L’idée d’une armée formant un corps distinct de la société civile, ayant sa vie propre, son organisation à part, ses règles et ses lois spéciales, sa destination particulière, est une idée que les anciens n’ont pas facilement conçue. Elle n’apparaît dans leur histoire qu’à une époque relativement tardive, et coïncide avec leur décadence. Dans toute la belle partie de l’existence de ces peuples, l’armée fut la cité même. Le soldat et le citoyen étaient le même homme ; nul ne pensait à faire du service militaire une profession. La distinction même entre les fonctions civiles et les fonctions militaires, entre les devoirs du citoyen et les devoirs du soldat, entre le commandement en temps de paix et le commandement en temps de guerre, était à peine marquée. On combattait exactement comme on votait, et l’on était ordinairement rangé dans la bataille comme on était rangé dans les comices. Les mêmes hommes qui avaient l’autorité dans l’état l’avaient aussi dans l’armée. Magistrature et commandement militaire ne faisaient qu’un. Les rois et les consuls étaient chefs de guerre, comme ils étaient administrateurs et juges. Les archontes d’Athènes furent longtemps des chefs de guerre ; les stratèges étaient des administrateurs en même temps que des généraux.
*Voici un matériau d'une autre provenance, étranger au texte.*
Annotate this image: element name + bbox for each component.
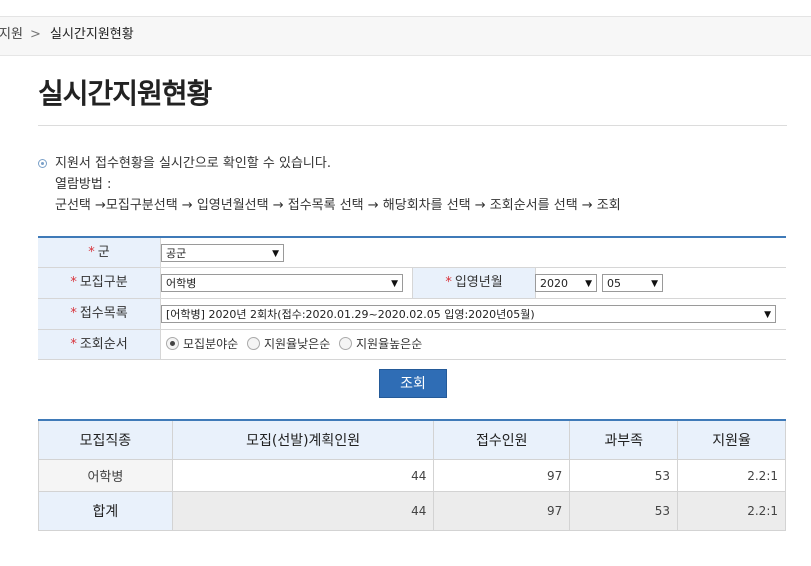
order-label-text: 조회순서: [79, 337, 128, 352]
order-label: * 조회순서: [38, 330, 161, 359]
chevron-down-icon: ▼: [391, 279, 398, 289]
table-total-row: 합계 44 97 53 2.2:1: [38, 491, 786, 531]
cell-rate: 2.2:1: [677, 459, 786, 492]
required-mark: *: [70, 275, 77, 290]
form-row-category: * 모집구분 어학병 ▼ * 입영년월 2020 ▼ 05 ▼: [38, 268, 786, 299]
category-label-text: 모집구분: [79, 275, 128, 290]
total-rate: 2.2:1: [677, 491, 786, 531]
radio-icon: [247, 337, 260, 350]
required-mark: *: [445, 275, 452, 290]
cell-applied: 97: [433, 459, 571, 492]
col-header-type: 모집직종: [38, 419, 173, 460]
army-label-text: 군: [97, 245, 110, 260]
chevron-down-icon: ▼: [651, 279, 658, 289]
army-select-value: 공군: [166, 247, 187, 260]
chevron-down-icon: ▼: [272, 249, 279, 259]
result-table: 모집직종 모집(선발)계획인원 접수인원 과부족 지원율 어학병 44 97 5…: [38, 419, 786, 531]
receipt-label: * 접수목록: [38, 299, 161, 329]
receipt-select-value: [어학병] 2020년 2회차(접수:2020.01.29~2020.02.05…: [166, 308, 535, 321]
order-radio-high[interactable]: 지원율높은순: [339, 337, 422, 351]
col-header-applied: 접수인원: [433, 419, 571, 460]
col-header-plan: 모집(선발)계획인원: [171, 419, 435, 460]
total-label: 합계: [38, 491, 173, 531]
breadcrumb-separator: >: [30, 27, 41, 42]
chevron-down-icon: ▼: [585, 279, 592, 289]
table-row: 어학병 44 97 53 2.2:1: [38, 459, 786, 492]
cell-plan: 44: [171, 459, 435, 492]
order-radio-field[interactable]: 모집분야순: [166, 337, 238, 351]
form-row-army: * 군 공군 ▼: [38, 238, 786, 268]
search-button[interactable]: 조회: [379, 369, 447, 398]
chevron-down-icon: ▼: [764, 310, 771, 320]
col-header-diff: 과부족: [569, 419, 679, 460]
cell-type: 어학병: [38, 459, 173, 492]
category-select-value: 어학병: [166, 277, 197, 290]
enlist-label: * 입영년월: [412, 268, 536, 298]
month-select[interactable]: 05 ▼: [602, 274, 663, 292]
info-box: 지원서 접수현황을 실시간으로 확인할 수 있습니다. 열람방법 : 군선택 →…: [38, 153, 621, 216]
order-radio-low[interactable]: 지원율낮은순: [247, 337, 330, 351]
month-select-value: 05: [607, 277, 621, 290]
cell-diff: 53: [569, 459, 679, 492]
col-header-rate: 지원율: [677, 419, 786, 460]
radio-checked-icon: [166, 337, 179, 350]
year-select-value: 2020: [540, 277, 568, 290]
info-line-1: 지원서 접수현황을 실시간으로 확인할 수 있습니다.: [55, 156, 331, 171]
order-radio-low-label: 지원율낮은순: [264, 337, 331, 351]
required-mark: *: [88, 245, 95, 260]
receipt-select[interactable]: [어학병] 2020년 2회차(접수:2020.01.29~2020.02.05…: [161, 305, 776, 323]
army-select[interactable]: 공군 ▼: [161, 244, 284, 262]
category-select[interactable]: 어학병 ▼: [161, 274, 403, 292]
year-select[interactable]: 2020 ▼: [535, 274, 597, 292]
bullet-icon: [38, 159, 47, 168]
form-row-order: * 조회순서 모집분야순 지원율낮은순 지원율높은순: [38, 330, 786, 360]
total-diff: 53: [569, 491, 679, 531]
info-line-2: 열람방법 :: [55, 177, 112, 192]
form-row-receipt: * 접수목록 [어학병] 2020년 2회차(접수:2020.01.29~2020…: [38, 299, 786, 330]
order-radio-field-label: 모집분야순: [183, 337, 239, 351]
enlist-label-text: 입영년월: [454, 275, 503, 290]
page-title: 실시간지원현황: [38, 77, 212, 110]
required-mark: *: [70, 337, 77, 352]
search-form: * 군 공군 ▼ * 모집구분 어학병 ▼ * 입영년월 2020 ▼ 05 ▼ * 접…: [38, 236, 786, 360]
title-divider: [38, 125, 787, 126]
breadcrumb-current: 실시간지원현황: [50, 27, 134, 42]
required-mark: *: [70, 306, 77, 321]
order-radio-high-label: 지원율높은순: [356, 337, 423, 351]
category-label: * 모집구분: [38, 268, 161, 298]
table-header-row: 모집직종 모집(선발)계획인원 접수인원 과부족 지원율: [38, 419, 786, 460]
total-applied: 97: [433, 491, 571, 531]
breadcrumb-prev[interactable]: 지원: [0, 17, 23, 53]
total-plan: 44: [171, 491, 435, 531]
army-label: * 군: [38, 238, 161, 267]
radio-icon: [339, 337, 352, 350]
breadcrumb: 지원 > 실시간지원현황: [0, 17, 811, 56]
info-line-3: 군선택 →모집구분선택 → 입영년월선택 → 접수목록 선택 → 해당회차를 선…: [55, 198, 621, 213]
receipt-label-text: 접수목록: [79, 306, 128, 321]
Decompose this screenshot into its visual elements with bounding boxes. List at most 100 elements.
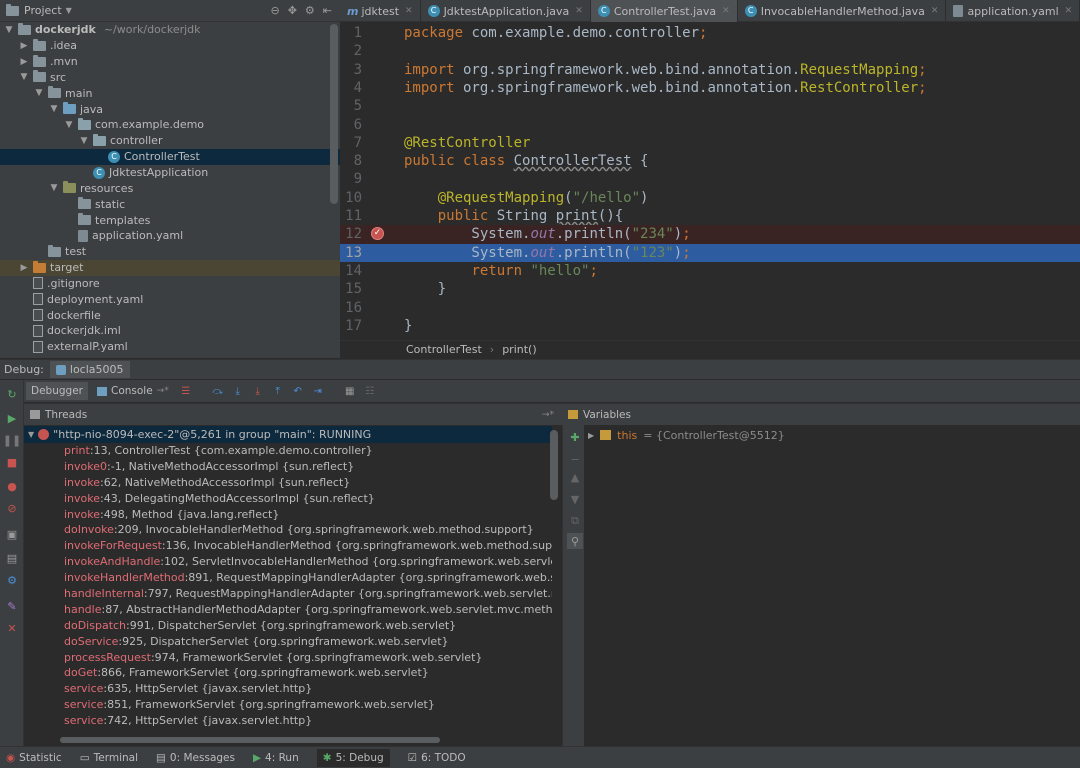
- code-line[interactable]: 11 public String print(){: [340, 207, 1080, 225]
- chevron-down-icon[interactable]: ▼: [34, 88, 44, 98]
- close-debug-icon[interactable]: ✕: [4, 620, 20, 636]
- project-panel-title[interactable]: Project: [24, 4, 62, 17]
- stack-frame-row[interactable]: doDispatch:991, DispatcherServlet {org.s…: [24, 618, 552, 634]
- settings-gear-icon[interactable]: ⚙: [305, 4, 315, 17]
- stack-frame-row[interactable]: service:635, HttpServlet {javax.servlet.…: [24, 681, 552, 697]
- stack-frame-row[interactable]: invokeForRequest:136, InvocableHandlerMe…: [24, 538, 552, 554]
- chevron-down-icon[interactable]: ▼: [64, 120, 74, 130]
- tree-item[interactable]: ▼ src: [0, 70, 340, 86]
- close-tab-icon[interactable]: ✕: [405, 6, 413, 16]
- breakpoint-icon[interactable]: ✓: [371, 227, 384, 240]
- code-line[interactable]: 1 package com.example.demo.controller;: [340, 24, 1080, 42]
- hide-panel-icon[interactable]: ⇤: [323, 4, 332, 17]
- pause-icon[interactable]: ❚❚: [3, 432, 21, 448]
- code-line[interactable]: 14 return "hello";: [340, 262, 1080, 280]
- force-step-into-icon[interactable]: ⤓: [250, 384, 266, 398]
- move-up-icon[interactable]: ▲: [567, 469, 583, 485]
- breadcrumb-class[interactable]: ControllerTest: [406, 343, 482, 356]
- resume-icon[interactable]: ▶: [4, 410, 20, 426]
- copy-icon[interactable]: ⧉: [567, 513, 583, 529]
- stack-frame-row[interactable]: doGet:866, FrameworkServlet {org.springf…: [24, 665, 552, 681]
- tree-item[interactable]: static: [0, 196, 340, 212]
- stack-frame-row[interactable]: invoke:62, NativeMethodAccessorImpl {sun…: [24, 475, 552, 491]
- tree-item[interactable]: ▼ main: [0, 85, 340, 101]
- tree-item[interactable]: ▶ target: [0, 259, 340, 276]
- threads-vertical-scrollbar[interactable]: [550, 430, 558, 500]
- thread-row[interactable]: ▼ "http-nio-8094-exec-2"@5,261 in group …: [24, 426, 552, 443]
- threads-horizontal-scrollbar[interactable]: [60, 737, 440, 743]
- tree-item[interactable]: test: [0, 244, 340, 260]
- editor-tab[interactable]: application.yaml ✕: [946, 0, 1080, 22]
- step-over-icon[interactable]: ⤼: [210, 384, 226, 398]
- stack-frame-row[interactable]: invokeHandlerMethod:891, RequestMappingH…: [24, 570, 552, 586]
- mute-breakpoints-icon[interactable]: ⊘: [4, 500, 20, 516]
- stack-frame-row[interactable]: invokeAndHandle:102, ServletInvocableHan…: [24, 554, 552, 570]
- stack-frame-row[interactable]: processRequest:974, FrameworkServlet {or…: [24, 650, 552, 666]
- tool-window-button[interactable]: ▤ 0: Messages: [156, 752, 235, 764]
- close-tab-icon[interactable]: ✕: [722, 6, 730, 16]
- breadcrumb-method[interactable]: print(): [502, 343, 536, 356]
- stack-frame-row[interactable]: invoke:43, DelegatingMethodAccessorImpl …: [24, 491, 552, 507]
- chevron-down-icon[interactable]: ▼: [4, 25, 14, 35]
- remove-watch-icon[interactable]: −: [567, 451, 583, 467]
- pin-tab-icon[interactable]: ✎: [4, 598, 20, 614]
- debug-session-tab[interactable]: locla5005: [49, 361, 130, 378]
- evaluate-expression-icon[interactable]: ▦: [342, 384, 358, 398]
- stack-frame-row[interactable]: handleInternal:797, RequestMappingHandle…: [24, 586, 552, 602]
- project-dropdown-icon[interactable]: ▼: [66, 6, 72, 15]
- tree-item[interactable]: C JdktestApplication: [0, 165, 340, 181]
- tree-item[interactable]: ▼ resources: [0, 180, 340, 196]
- chevron-right-icon[interactable]: ▶: [19, 41, 29, 51]
- expand-arrow-icon[interactable]: ▼: [28, 426, 34, 443]
- expand-arrow-icon[interactable]: ▶: [588, 431, 594, 440]
- tree-item[interactable]: C ControllerTest: [0, 148, 340, 165]
- tree-item[interactable]: .gitignore: [0, 276, 340, 292]
- view-breakpoints-icon[interactable]: ●: [4, 478, 20, 494]
- chevron-down-icon[interactable]: ▼: [79, 136, 89, 146]
- code-line[interactable]: 3 import org.springframework.web.bind.ann…: [340, 61, 1080, 79]
- rerun-icon[interactable]: ↻: [4, 386, 20, 402]
- editor-tab[interactable]: m jdktest ✕: [340, 0, 421, 22]
- code-line[interactable]: 6: [340, 116, 1080, 134]
- code-line[interactable]: 13 System.out.println("123");: [340, 243, 1080, 262]
- tree-item[interactable]: application.yaml: [0, 228, 340, 244]
- collapse-all-icon[interactable]: ⊖: [270, 4, 279, 17]
- debug-settings-icon[interactable]: ⚙: [4, 572, 20, 588]
- stack-frame-row[interactable]: service:742, HttpServlet {javax.servlet.…: [24, 713, 552, 729]
- chevron-down-icon[interactable]: ▼: [49, 183, 59, 193]
- code-line[interactable]: 4 import org.springframework.web.bind.ann…: [340, 79, 1080, 97]
- tool-window-button[interactable]: ◉ Statistic: [6, 752, 62, 764]
- show-execution-point-icon[interactable]: ☰: [178, 384, 194, 398]
- tool-window-button[interactable]: ☑ 6: TODO: [408, 752, 466, 764]
- tree-item[interactable]: ▼ java: [0, 101, 340, 117]
- restore-layout-icon[interactable]: ▤: [4, 550, 20, 566]
- variable-row[interactable]: ▶ this = {ControllerTest@5512}: [584, 426, 1080, 444]
- stack-frame-row[interactable]: print:13, ControllerTest {com.example.de…: [24, 443, 552, 459]
- chevron-down-icon[interactable]: ▼: [19, 72, 29, 82]
- step-out-icon[interactable]: ⤒: [270, 384, 286, 398]
- threads-layout-icon[interactable]: →*: [542, 410, 562, 420]
- stack-frame-row[interactable]: handle:87, AbstractHandlerMethodAdapter …: [24, 602, 552, 618]
- tree-item[interactable]: externalP.yaml: [0, 339, 340, 355]
- editor-tab[interactable]: C InvocableHandlerMethod.java ✕: [738, 0, 947, 22]
- run-to-cursor-icon[interactable]: ⇥: [310, 384, 326, 398]
- code-line[interactable]: 16: [340, 299, 1080, 317]
- new-watch-icon[interactable]: ✚: [567, 429, 583, 445]
- close-tab-icon[interactable]: ✕: [575, 6, 583, 16]
- tool-window-button[interactable]: ✱ 5: Debug: [316, 748, 390, 767]
- stack-frame-row[interactable]: invoke:498, Method {java.lang.reflect}: [24, 507, 552, 523]
- show-watches-icon[interactable]: ⚲: [567, 533, 583, 549]
- tree-item[interactable]: ▼ com.example.demo: [0, 117, 340, 133]
- tree-item[interactable]: templates: [0, 212, 340, 228]
- code-line[interactable]: 10 @RequestMapping("/hello"): [340, 189, 1080, 207]
- code-line[interactable]: 2: [340, 42, 1080, 60]
- code-line[interactable]: 9: [340, 170, 1080, 188]
- code-line[interactable]: 12 System.out.println("234");: [340, 225, 1080, 244]
- tree-item[interactable]: ▼ controller: [0, 133, 340, 149]
- stack-frame-row[interactable]: doService:925, DispatcherServlet {org.sp…: [24, 634, 552, 650]
- threads-list[interactable]: ▼ "http-nio-8094-exec-2"@5,261 in group …: [24, 426, 552, 738]
- code-line[interactable]: 7 @RestController: [340, 134, 1080, 152]
- tab-debugger[interactable]: Debugger: [26, 382, 88, 400]
- variables-list[interactable]: ▶ this = {ControllerTest@5512}: [584, 426, 1080, 746]
- editor-tab[interactable]: C ControllerTest.java ✕: [590, 0, 738, 22]
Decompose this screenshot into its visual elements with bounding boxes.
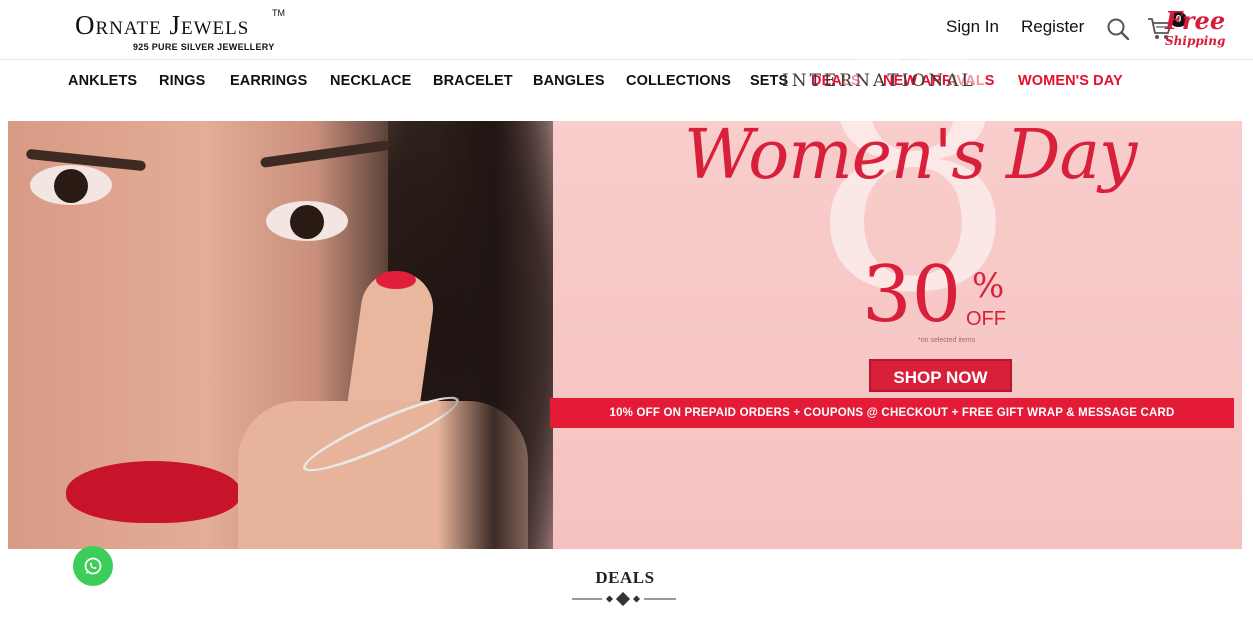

Prenez la société romaine à son premier âge : l’armée était constituée exactement comme elle, et le même organisme fonctionnait pour la vie civile et pour la vie militaire. C’était le temps où le patriciat dominait ; cette caste imposait en toute chose ses règles, sa religion, son esprit. La cité patricienne était un ensemble formé de quelques centaines de grandes familles patriarcales ou gentes, groupées préalablement en curies et en tribus. Chacun de ces groupes, au sein même de la cité, restait un corps constitué et séparé ; chacun avait son chef, qu’on appelait pater ou qu’on appelait curio ; chacun avait ses petites assemblées, ses fêtes religieuses, son autel, son tribunal. Tous ces corps, associés en une sorte de confédération, formaient la cité. La réunion des chefs ou patres était le sénat ; la réunion des familles tout entières formait les comices curiates ; le roi était le chef suprême de cette confédération.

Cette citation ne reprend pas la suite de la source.